La semaine dernière, j'ai été voir une exposition sur l'oeuvre de Tim Burton. Un extrait d'interview m'a marquée : «Je ne sais pas bien dessiner, je ne sais pas faire de beau visage ni de beau paysage. Par contre, le dessin est pour moi un besoin. Un jour, je me suis dit que j'aimais dessiner et c'est tout ce qui importait. Cela m'a enlevé un poids énorme». L'exposition détaille beaucoup de ces dessins, de l'enfance jusqu'à ces derniers films. Il aime conjuguer l'horreur avec l'enfance, la science-fiction avec la réalité, la pureté de l'individu avec la société froide et dure. Il s'est démarqué par des films animés en «stop-motion» et des longs métrages mettant en scène des personnages éclectiques et dérangeants, mais jamais malveillants. Tim Burton a su faire du beau avec du laid, du ravissant avec du médiocre.
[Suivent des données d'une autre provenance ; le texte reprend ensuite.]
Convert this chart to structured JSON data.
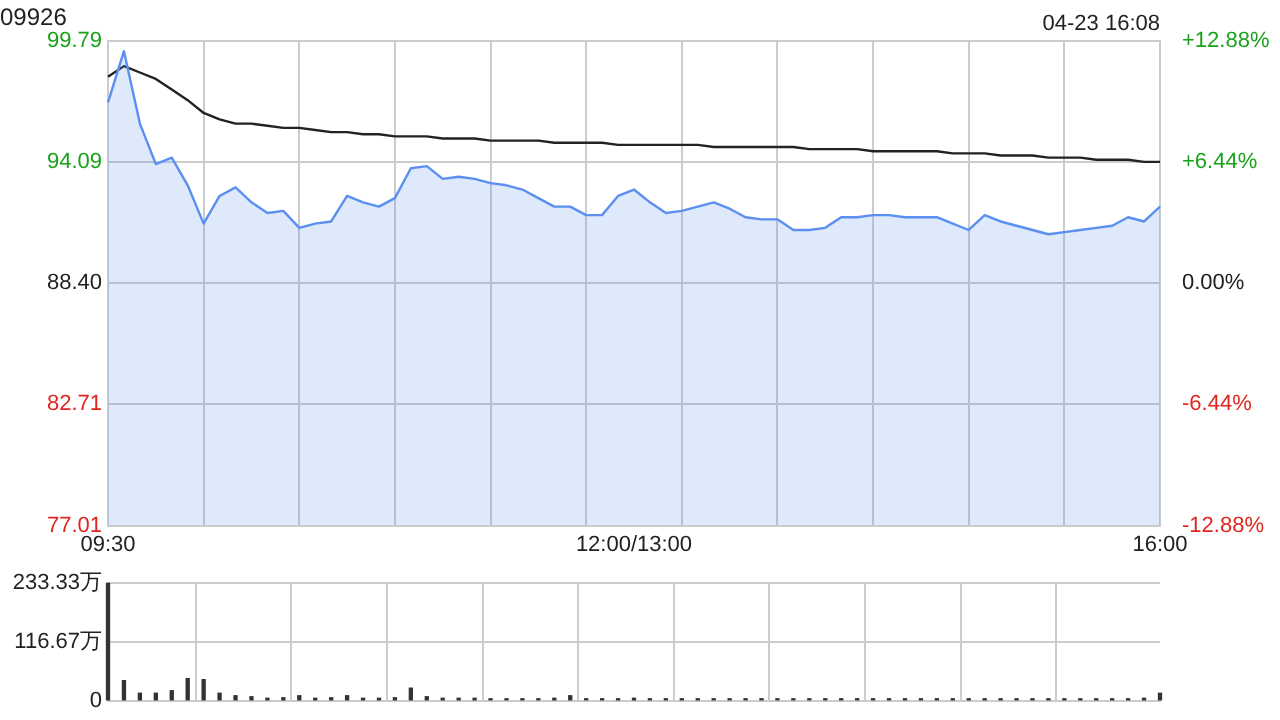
{
  "chart_data": [
    {
      "type": "area",
      "title": "09926",
      "annotations": [
        "04-23 16:08"
      ],
      "categories": [
        "09:30",
        null,
        null,
        null,
        null,
        null,
        null,
        null,
        null,
        null,
        null,
        null,
        null,
        null,
        null,
        null,
        null,
        null,
        null,
        null,
        null,
        null,
        null,
        null,
        null,
        null,
        null,
        null,
        null,
        null,
        null,
        null,
        null,
        "12:00/13:00",
        null,
        null,
        null,
        null,
        null,
        null,
        null,
        null,
        null,
        null,
        null,
        null,
        null,
        null,
        null,
        null,
        null,
        null,
        null,
        null,
        null,
        null,
        null,
        null,
        null,
        null,
        null,
        null,
        null,
        null,
        null,
        null,
        "16:00"
      ],
      "ylim": [
        77.01,
        99.79
      ],
      "yticks": [
        77.01,
        82.71,
        {
          "value": 88.4,
          "label": "88.40"
        },
        94.09,
        99.79
      ],
      "y2lim": [
        -12.88,
        12.88
      ],
      "y2ticks": [
        {
          "value": -12.88,
          "label": "-12.88%"
        },
        {
          "value": -6.44,
          "label": "-6.44%"
        },
        {
          "value": 0,
          "label": "0.00%"
        },
        {
          "value": 6.44,
          "label": "+6.44%"
        },
        {
          "value": 12.88,
          "label": "+12.88%"
        }
      ],
      "grid": true,
      "series": [
        {
          "color": "#5b8ff0",
          "values": [
            96.9,
            99.3,
            95.9,
            94.0,
            94.3,
            93.0,
            91.2,
            92.5,
            92.9,
            92.2,
            91.7,
            91.8,
            91.0,
            91.2,
            91.3,
            92.5,
            92.2,
            92.0,
            92.4,
            93.8,
            93.9,
            93.3,
            93.4,
            93.3,
            93.1,
            93.0,
            92.8,
            92.4,
            92.0,
            92.0,
            91.6,
            91.6,
            92.5,
            92.8,
            92.2,
            91.7,
            91.8,
            92.0,
            92.2,
            91.9,
            91.5,
            91.4,
            91.4,
            90.9,
            90.9,
            91.0,
            91.5,
            91.5,
            91.6,
            91.6,
            91.5,
            91.5,
            91.5,
            91.2,
            90.9,
            91.6,
            91.3,
            91.1,
            90.9,
            90.7,
            90.8,
            90.9,
            91.0,
            91.1,
            91.5,
            91.3,
            92.0
          ]
        },
        {
          "type": "line",
          "color": "#222222",
          "values": [
            98.1,
            98.6,
            98.3,
            98.0,
            97.5,
            97.0,
            96.4,
            96.1,
            95.9,
            95.9,
            95.8,
            95.7,
            95.7,
            95.6,
            95.5,
            95.5,
            95.4,
            95.4,
            95.3,
            95.3,
            95.3,
            95.2,
            95.2,
            95.2,
            95.1,
            95.1,
            95.1,
            95.1,
            95.0,
            95.0,
            95.0,
            95.0,
            94.9,
            94.9,
            94.9,
            94.9,
            94.9,
            94.9,
            94.8,
            94.8,
            94.8,
            94.8,
            94.8,
            94.8,
            94.7,
            94.7,
            94.7,
            94.7,
            94.6,
            94.6,
            94.6,
            94.6,
            94.6,
            94.5,
            94.5,
            94.5,
            94.4,
            94.4,
            94.4,
            94.3,
            94.3,
            94.3,
            94.2,
            94.2,
            94.2,
            94.1,
            94.1
          ]
        }
      ]
    },
    {
      "type": "bar",
      "tick_labels": "y",
      "grid": true,
      "categories": [
        null,
        null,
        null,
        null,
        null,
        null,
        null,
        null,
        null,
        null,
        null,
        null,
        null,
        null,
        null,
        null,
        null,
        null,
        null,
        null,
        null,
        null,
        null,
        null,
        null,
        null,
        null,
        null,
        null,
        null,
        null,
        null,
        null,
        null,
        null,
        null,
        null,
        null,
        null,
        null,
        null,
        null,
        null,
        null,
        null,
        null,
        null,
        null,
        null,
        null,
        null,
        null,
        null,
        null,
        null,
        null,
        null,
        null,
        null,
        null,
        null,
        null,
        null,
        null,
        null,
        null,
        null
      ],
      "ylim": [
        0,
        233.33
      ],
      "yticks": [
        0,
        {
          "value": 116.67,
          "label": "116.67万"
        },
        {
          "value": 233.33,
          "label": "233.33万"
        }
      ],
      "series": [
        {
          "color": "#333333",
          "values": [
            233,
            40,
            15,
            15,
            20,
            44,
            42,
            15,
            10,
            8,
            5,
            6,
            10,
            5,
            6,
            10,
            5,
            5,
            6,
            25,
            8,
            5,
            5,
            5,
            4,
            4,
            4,
            4,
            5,
            10,
            4,
            4,
            4,
            5,
            4,
            4,
            4,
            4,
            4,
            4,
            4,
            4,
            4,
            4,
            4,
            4,
            4,
            4,
            4,
            4,
            4,
            4,
            4,
            4,
            4,
            4,
            4,
            4,
            4,
            4,
            4,
            4,
            4,
            4,
            4,
            5,
            15
          ]
        }
      ]
    }
  ]
}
Et je crois que c'est l'art ultime : savoir sublimer ce qui paraît repoussant, étrange et glauque.

 

Malgré les tueries, les meurtres, les assassinats, les guerres et les soulèvements, les politiques machiavéliques, le pouvoir oppressant et l'abrutissement des mauvaises télé-réalités, nous nous en sommes toujours sortis. Pas nécessasirement indemnes, mais nous nous en sommes sortis vivants et l'humain respire encore sur cette terre. Malgré des milliers d'années d'hostilité et de haine entre nous, nous avons bâti des sociétés. Pas nécessairement des sociétés justes, mais des sociétés quand même. Nous nous sommes regroupés entre nous. Nous avons établi contact. Ce simple geste, ce minuscule contact avec l'autre offre un espoir. Peut-être que cet espoir est futile et se transforme souvent en «nous» contre «eux», et non pas en «nous» avec «eux». C'est à ce moment-là que la responsabilité de chacun entre en jeu : attraper l'espoir au vol et choisir de sublimer l'hostilité, la haine, le glauque en quelque chose de mieux. Nous sommes tous des artistes dans l'âme.